After adjustments for clinical covariates such as PR status, grade and nodal status, the investigators estimated a pooled HER-2-by-treatment interaction on distant recurrence-free interval of 1.61 (95% CI, 1.01-2.57). They calculated treatment effect HRs for aromatase inhibitors vs. tamoxifen of 1.13 (95% CI, 0.75-1.71) for HER-2–positive patients and 0.7 (95% CI, 0.56-0.87) for HER-2–negative patients.

Results revealed heterogeneity among interaction terms (I2 = 59%), which was driven by treatment effect heterogeneity in the HER-2–positive group (I2 = 71%; P = .03) but not the HER-2–negative subgroup (I2 = 0%).

DFS results appeared similar between groups.

Bartlett provided several caveats to the study results, most importantly that most patients with HER-2–positive cancers were not eligible for chemotherapy and, therefore, not eligible for HER-2–directed therapies such as trastuzumab (Herceptin, Genentech).

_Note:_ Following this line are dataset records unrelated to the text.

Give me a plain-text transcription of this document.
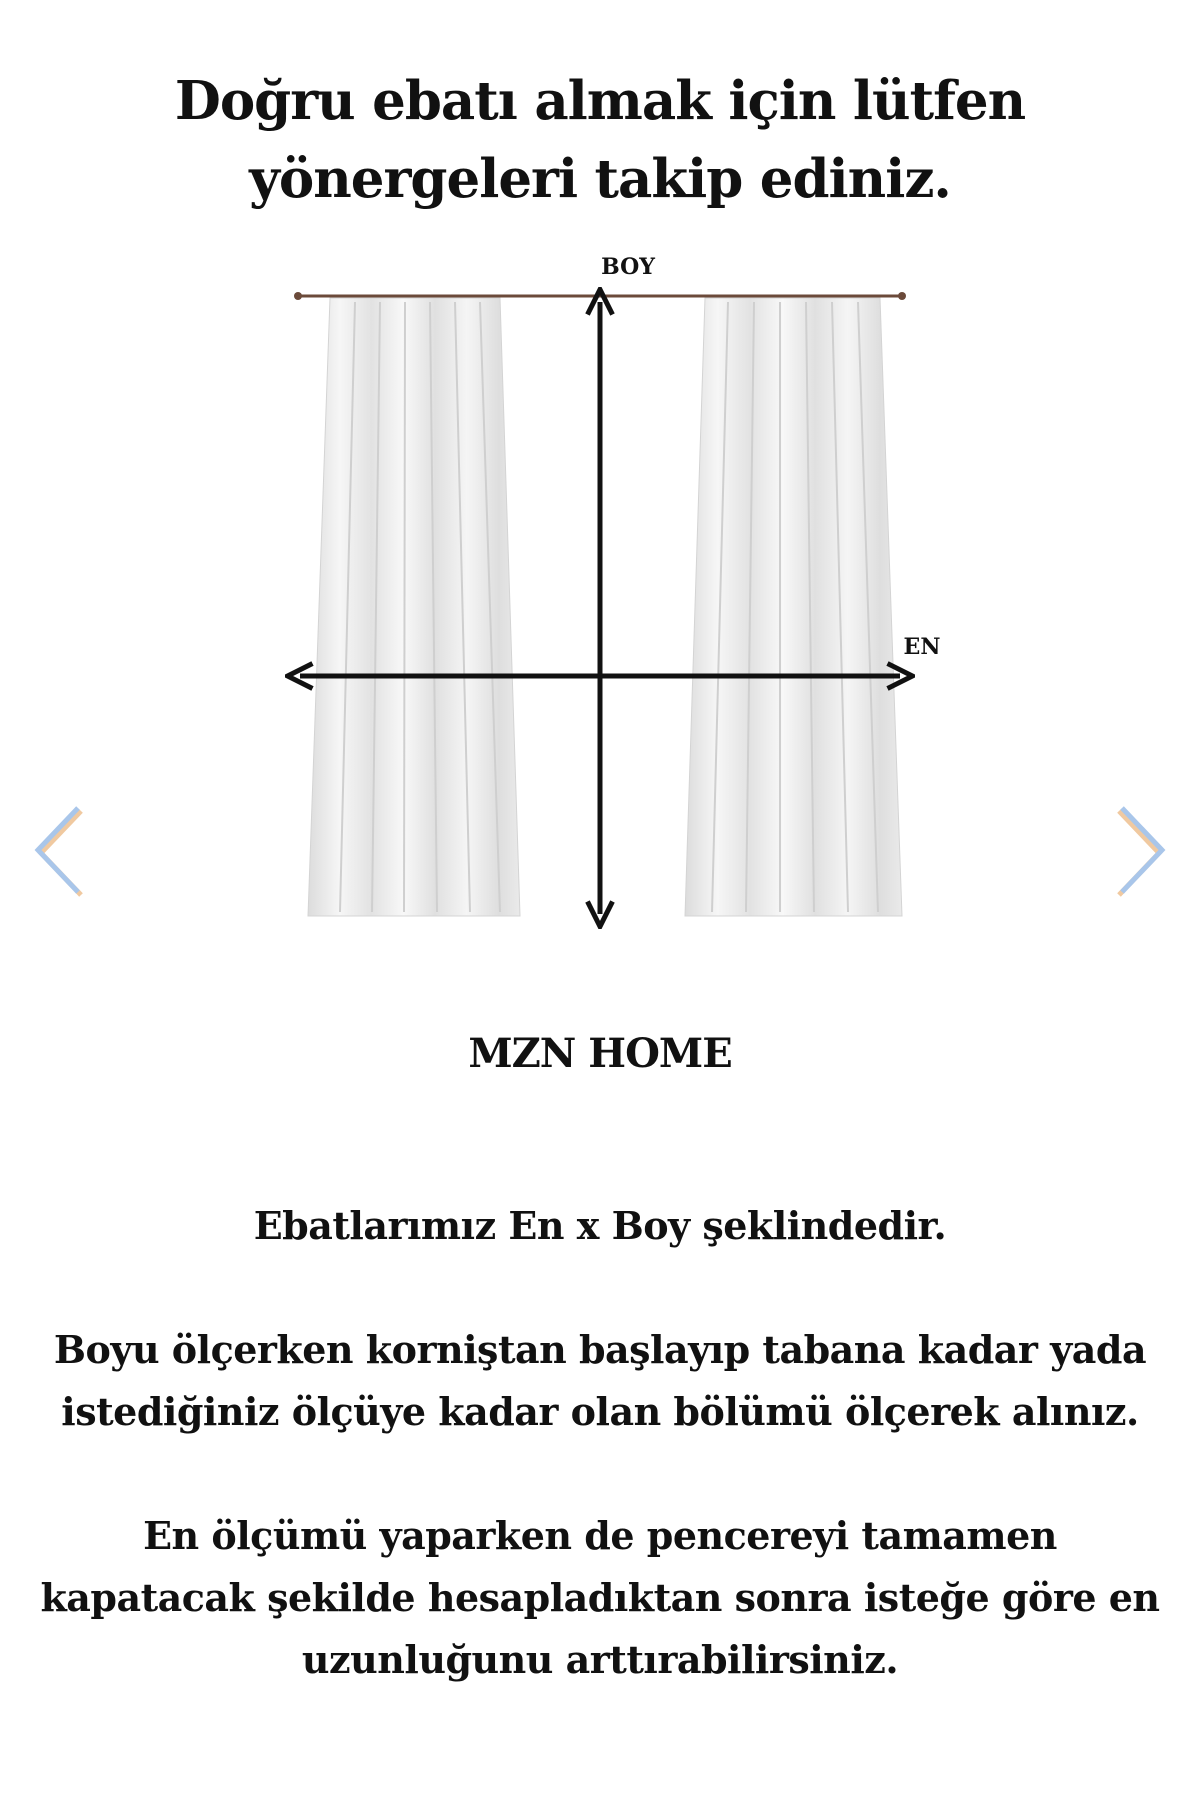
Doğru ebatı almak için lütfen yönergeleri takip ediniz.
BOY
EN
MZN HOME

Ebatlarımız En x Boy şeklindedir.

Boyu ölçerken korniştan başlayıp tabana kadar yada istediğiniz ölçüye kadar olan bölümü ölçerek alınız.

En ölçümü yaparken de pencereyi tamamen kapatacak şekilde hesapladıktan sonra isteğe göre en uzunluğunu arttırabilirsiniz.
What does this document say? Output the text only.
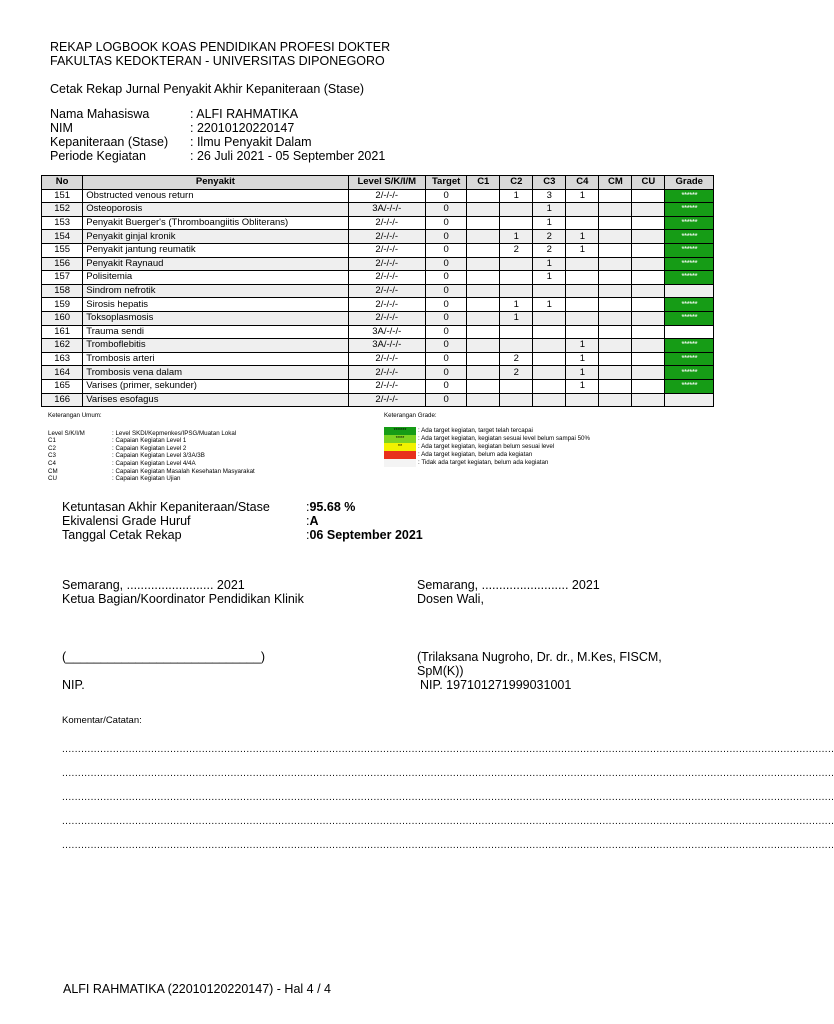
REKAP LOGBOOK KOAS PENDIDIKAN PROFESI DOKTER
FAKULTAS KEDOKTERAN - UNIVERSITAS DIPONEGORO
Cetak Rekap Jurnal Penyakit Akhir Kepaniteraan (Stase)
Nama Mahasiswa	: ALFI RAHMATIKA
NIM	: 22010120220147
Kepaniteraan (Stase)	: Ilmu Penyakit Dalam
Periode Kegiatan	: 26 Juli 2021 - 05 September 2021
No	Penyakit	Level S/K/I/M	Target	C1	C2	C3	C4	CM	CU	Grade
151	Obstructed venous return	2/-/-/-	0		1	3	1			******
152	Osteoporosis	3A/-/-/-	0			1				******
153	Penyakit Buerger's (Thromboangiitis Obliterans)	2/-/-/-	0			1				******
154	Penyakit ginjal kronik	2/-/-/-	0		1	2	1			******
155	Penyakit jantung reumatik	2/-/-/-	0		2	2	1			******
156	Penyakit Raynaud	2/-/-/-	0			1				******
157	Polisitemia	2/-/-/-	0			1				******
158	Sindrom nefrotik	2/-/-/-	0							
159	Sirosis hepatis	2/-/-/-	0		1	1				******
160	Toksoplasmosis	2/-/-/-	0		1					******
161	Trauma sendi	3A/-/-/-	0							
162	Tromboflebitis	3A/-/-/-	0				1			******
163	Trombosis arteri	2/-/-/-	0		2		1			******
164	Trombosis vena dalam	2/-/-/-	0		2		1			******
165	Varises (primer, sekunder)	2/-/-/-	0				1			******
166	Varises esofagus	2/-/-/-	0							
Keterangan Umum:
Level S/K/I/M	: Level SKDI/Kepmenkes/IPSG/Muatan Lokal
C1	: Capaian Kegiatan Level 1
C2	: Capaian Kegiatan Level 2
C3	: Capaian Kegiatan Level 3/3A/3B
C4	: Capaian Kegiatan Level 4/4A
CM	: Capaian Kegiatan Masalah Kesehatan Masyarakat
CU	: Capaian Kegiatan Ujian
Keterangan Grade:
******	: Ada target kegiatan, target telah tercapai
****	: Ada target kegiatan, kegiatan sesuai level belum sampai 50%
**	: Ada target kegiatan, kegiatan belum sesuai level
: Ada target kegiatan, belum ada kegiatan
: Tidak ada target kegiatan, belum ada kegiatan
Ketuntasan Akhir Kepaniteraan/Stase	: 95.68 %
Ekivalensi Grade Huruf	: A
Tanggal Cetak Rekap	: 06 September 2021
Semarang, ......................... 2021
Ketua Bagian/Koordinator Pendidikan Klinik
(____________________________)
NIP.
Semarang, ......................... 2021
Dosen Wali,
(Trilaksana Nugroho, Dr. dr., M.Kes, FISCM,
SpM(K))
NIP. 197101271999031001
Komentar/Catatan:
...................................................................................................................................................................................................................................................
...................................................................................................................................................................................................................................................
...................................................................................................................................................................................................................................................
...................................................................................................................................................................................................................................................
...................................................................................................................................................................................................................................................
ALFI RAHMATIKA (22010120220147) - Hal 4 / 4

“The impact of HER-2–directed therapies in the context of this trial is unknown,” Bartlett said during his presentation. “This alone precludes a recommendation for us to change practice for patients who are eligible for trastuzumab now as a monotherapy.”

Also, the small number of HER-2–positive cancers and events may explain much of the heterogeneity in the treatment effects within the HER-2–positive subgroups in the three trials analyzed, Bartlett said. Of the 111 events that occurred in the HER-2–positive population, more than 50% occurred in one trial.

“This suggests that some caution should be applied before we interpret this into clinical practice,” Bartlett said. – by Mark Leiser

Reference:

Bartlett JMS, et al. Abstract S4-06. Presented at: San Antonio Breast Cancer Symposium; Dec. 8-12, 2015; San Antonio.

Disclosure: Bartlett reports honoraria for consultant work from Insight Genetics and BioNTech, as well as three pending patents. Please see the abstract for a full list of all researchers’ relevant financial disclosures.